As established, to paraphrase their website, the DOE has four activities:

  1. Establish policies relating to federal financial aid for education, distribute those funds, and monitor their use;
  2. Collect data and oversee research on America’s school and to disseminate that information to Congress, educators, and the general public;
  3. Identify major issues and problems in education and focus national attention on them;
  4. Enforce federal statues prohibiting discrimination in programs and activities receiving federal funds and ensure equal access to education for every individual.

The role of the department of education is not to educate a child, establish a curriculum, or hire a teacher. It is to give states and school systems the data they need to understand what is working and what isn’t, to conduct research to establish best practices for those entities to consider for their use, to protect the rights of all students, and to oversee federal financial aid programs.

These should all be seen as contributing to the common good. Federal student aid has historically been immensely popular on both sides of the aisle, and it has been one of our nation’s most successful investments in the future of its citizens.
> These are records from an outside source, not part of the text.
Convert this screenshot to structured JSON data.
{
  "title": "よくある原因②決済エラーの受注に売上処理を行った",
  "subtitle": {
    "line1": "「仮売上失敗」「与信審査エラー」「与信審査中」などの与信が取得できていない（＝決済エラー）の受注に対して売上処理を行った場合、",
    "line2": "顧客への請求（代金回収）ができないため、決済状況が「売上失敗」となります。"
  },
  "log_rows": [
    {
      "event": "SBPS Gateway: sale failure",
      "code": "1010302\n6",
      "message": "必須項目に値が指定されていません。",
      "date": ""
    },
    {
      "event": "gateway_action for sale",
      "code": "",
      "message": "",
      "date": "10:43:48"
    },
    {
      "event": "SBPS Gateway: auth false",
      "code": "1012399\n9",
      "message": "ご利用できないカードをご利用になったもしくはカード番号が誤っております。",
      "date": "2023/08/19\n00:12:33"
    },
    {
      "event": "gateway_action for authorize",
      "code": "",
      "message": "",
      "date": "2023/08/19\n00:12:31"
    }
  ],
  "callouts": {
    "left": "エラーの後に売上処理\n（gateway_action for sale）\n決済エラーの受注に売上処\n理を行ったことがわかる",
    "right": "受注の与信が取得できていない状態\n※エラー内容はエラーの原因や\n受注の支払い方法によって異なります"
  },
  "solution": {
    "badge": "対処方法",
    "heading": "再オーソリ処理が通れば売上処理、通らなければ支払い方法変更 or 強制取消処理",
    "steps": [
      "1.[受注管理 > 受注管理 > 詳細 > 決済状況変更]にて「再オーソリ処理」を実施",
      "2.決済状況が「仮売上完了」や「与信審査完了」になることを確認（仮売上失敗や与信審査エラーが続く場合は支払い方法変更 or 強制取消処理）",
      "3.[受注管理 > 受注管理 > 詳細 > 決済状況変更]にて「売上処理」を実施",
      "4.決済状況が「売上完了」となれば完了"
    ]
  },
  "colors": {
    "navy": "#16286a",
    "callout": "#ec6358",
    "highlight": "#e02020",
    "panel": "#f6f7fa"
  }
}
The recent FAFSA debacle was a shameful black eye for the department, but in its defense, they were given neither the time nor the funds they said were necessary to overhaul the system. They were destined to fail. To me, their real error was not declaring that failure sooner. They have since made the improvements needed for the system to support students again. Now, the problem is there is almost no one in the DOE to assist students and their families when they need help.

If the goal of the Executive Order is “to enable parents, teachers, and communities to best ensure student success,” how will we know this has been achieved without the data collection and research required to measure those outcomes? How will we identify the critical issues affecting teaching and learning nationwide? Who will protect all students to be sure they have equal access and protections within our education systems?

We do need to improve the educational standards of our nation. Taking away the tools needed to do that work is a step in the wrong direction.


[1] Peter Aiken: “Student Loans: Education Secretary McMahon Discusses Trump Admin Moves” in Newsweek (23 March 2025).